The data and the minutes helped trigger an apparent "short squeeze" in the pound, strategists said. Data has shown traders have built up massive short positions -- bets the pound will fall. Traders and strategists have grown increasingly bearish on the pound amid worries over Britain's budget deficit and uncertainty surrounding the general election widely expected to take place on May 6.

The pound drilled through offers at $1.5320 to $1.5330, triggering buy stops at $1.5340, said Stephen Gallo, head of market research at Schneider Foreign Exchange.

There was also talk of hedge-related buying by British exporters, which added to the move, analysts said.

The dollar remained higher versus the Japanese currency at 90.45 yen, up from 90.01 yen, rising after the Bank of Japan's rate announcement.

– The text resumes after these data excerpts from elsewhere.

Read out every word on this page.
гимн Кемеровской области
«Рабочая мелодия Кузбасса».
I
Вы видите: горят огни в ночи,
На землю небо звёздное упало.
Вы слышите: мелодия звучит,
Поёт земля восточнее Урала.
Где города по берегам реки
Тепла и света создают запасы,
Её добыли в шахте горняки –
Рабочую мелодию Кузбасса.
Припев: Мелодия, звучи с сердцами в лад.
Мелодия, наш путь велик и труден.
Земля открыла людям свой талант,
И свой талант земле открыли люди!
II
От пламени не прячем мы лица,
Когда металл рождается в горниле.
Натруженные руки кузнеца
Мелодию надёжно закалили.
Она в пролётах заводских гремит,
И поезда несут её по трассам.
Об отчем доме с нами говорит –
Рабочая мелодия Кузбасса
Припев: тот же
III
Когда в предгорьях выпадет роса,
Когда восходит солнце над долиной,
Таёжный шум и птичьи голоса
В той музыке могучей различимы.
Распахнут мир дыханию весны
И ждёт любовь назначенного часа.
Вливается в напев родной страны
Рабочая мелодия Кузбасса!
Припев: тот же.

The BOJ kept its key interest rate unchanged at 0.1% Wednesday by unanimous vote, as had been widely expected, and also announced plans to double the scale of a lending program introduced in December. See full story on Bank of Japan decision.

The bank said it will increase the total amount of three-month loans offered through the special program to about 20 trillion yen ($221 billion) from the current amount of around 10 trillion yen. The decision to expand the loan program wasn't unanimous, with policy board members Tadao Noda and Miyako Suda opposing it in the first split vote since last October.

"Today's decision gives the market an impression that the BOJ is somewhat behind the curve in achieving showing its proactive stance to fight against critical problems - deflation, rise in real interest rate and strong yen," said Junko Nishioka, chief economist at RBS Securities Japan Ltd. in Tokyo, in a note to clients.